Swarm Forge illustrates how acquisition professionals increasingly operate “at the edge,” where layered guidance must be reconciled in real time. The FAR provides the framework, but judgment determines whether innovation is enabled or stalled. Programs like Swarm Forge succeed not because new rules exist, but because teams are confident in how to apply existing ones.

The New Measure of Acquisition Excellence

In the reformed FAR environment, excellence is no longer measured by strict adherence to legacy checklists. It is measured by how effectively organizations translate evolving policy into consistent, repeatable execution. Interpretation is no longer a secondary activity; it is a core competency.

Enhanced emphasis on professional judgment, continuous learning, and institutionalized interpretation reflects this shift. Organizations that treat interpretation as an individual skill will assume risk. However, those that codify interpretive approaches through guidance, playbooks, and integrated training build resilience and trust.

As the acquisition community continues to absorb FAR reform and 2026 policy changes, one reality is clear: policy written in Washington only matters if it can be interpreted and executed in real time.

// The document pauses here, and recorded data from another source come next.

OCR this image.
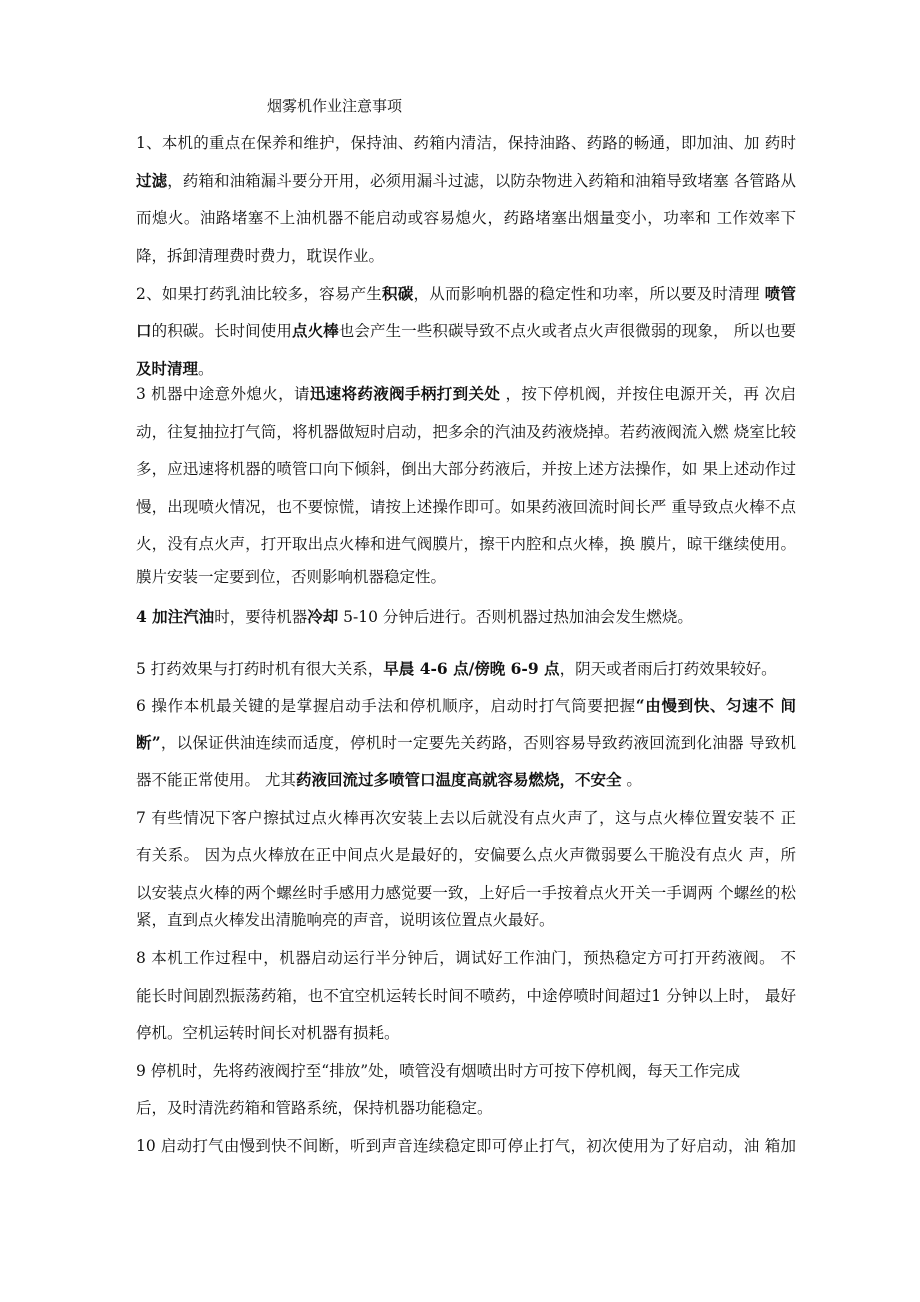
烟雾机作业注意事项
1、本机的重点在保养和维护，保持油、药箱内清洁，保持油路、药路的畅通，即加油、加 药时
过滤，药箱和油箱漏斗要分开用，必须用漏斗过滤，以防杂物进入药箱和油箱导致堵塞 各管路从
而熄火。油路堵塞不上油机器不能启动或容易熄火，药路堵塞出烟量变小，功率和 工作效率下
降，拆卸清理费时费力，耽误作业。
2、如果打药乳油比较多，容易产生积碳，从而影响机器的稳定性和功率，所以要及时清理 喷管
口的积碳。长时间使用点火棒也会产生一些积碳导致不点火或者点火声很微弱的现象， 所以也要
及时清理。
3 机器中途意外熄火，请迅速将药液阀手柄打到关处 ，按下停机阀，并按住电源开关，再 次启
动，往复抽拉打气筒，将机器做短时启动，把多余的汽油及药液烧掉。若药液阀流入燃 烧室比较
多，应迅速将机器的喷管口向下倾斜，倒出大部分药液后，并按上述方法操作，如 果上述动作过
慢，出现喷火情况，也不要惊慌，请按上述操作即可。如果药液回流时间长严 重导致点火棒不点
火，没有点火声，打开取出点火棒和进气阀膜片，擦干内腔和点火棒，换 膜片，晾干继续使用。
膜片安装一定要到位，否则影响机器稳定性。
4 加注汽油时，要待机器冷却 5-10 分钟后进行。否则机器过热加油会发生燃烧。
5 打药效果与打药时机有很大关系，早晨 4-6 点/傍晚 6-9 点，阴天或者雨后打药效果较好。
6 操作本机最关键的是掌握启动手法和停机顺序，启动时打气筒要把握“由慢到快、匀速不 间
断”，以保证供油连续而适度，停机时一定要先关药路，否则容易导致药液回流到化油器 导致机
器不能正常使用。 尤其药液回流过多喷管口温度高就容易燃烧，不安全 。
7 有些情况下客户擦拭过点火棒再次安装上去以后就没有点火声了，这与点火棒位置安装不 正
有关系。 因为点火棒放在正中间点火是最好的，安偏要么点火声微弱要么干脆没有点火 声，所
以安装点火棒的两个螺丝时手感用力感觉要一致，上好后一手按着点火开关一手调两 个螺丝的松
紧，直到点火棒发出清脆响亮的声音，说明该位置点火最好。
8 本机工作过程中，机器启动运行半分钟后，调试好工作油门，预热稳定方可打开药液阀。 不
能长时间剧烈振荡药箱，也不宜空机运转长时间不喷药，中途停喷时间超过1 分钟以上时， 最好
停机。空机运转时间长对机器有损耗。
9 停机时，先将药液阀拧至“排放”处，喷管没有烟喷出时方可按下停机阀，每天工作完成
后，及时清洗药箱和管路系统，保持机器功能稳定。
10 启动打气由慢到快不间断，听到声音连续稳定即可停止打气，初次使用为了好启动，油 箱加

In an era of constant change, interpretation is execution, and the organizations that recognize that will define the next chapter of federal acquisition success.

Patrick Hughes is Senior Director, Industry Advisory at Icertis, where he advises public sector customers on contract lifecycle management and digital transformation initiatives. He brings deep expertise in contract management, customer lifecycle management, strategic planning, and compliance, and regularly supports senior stakeholders through technology advisory, proposal development, and solution delivery.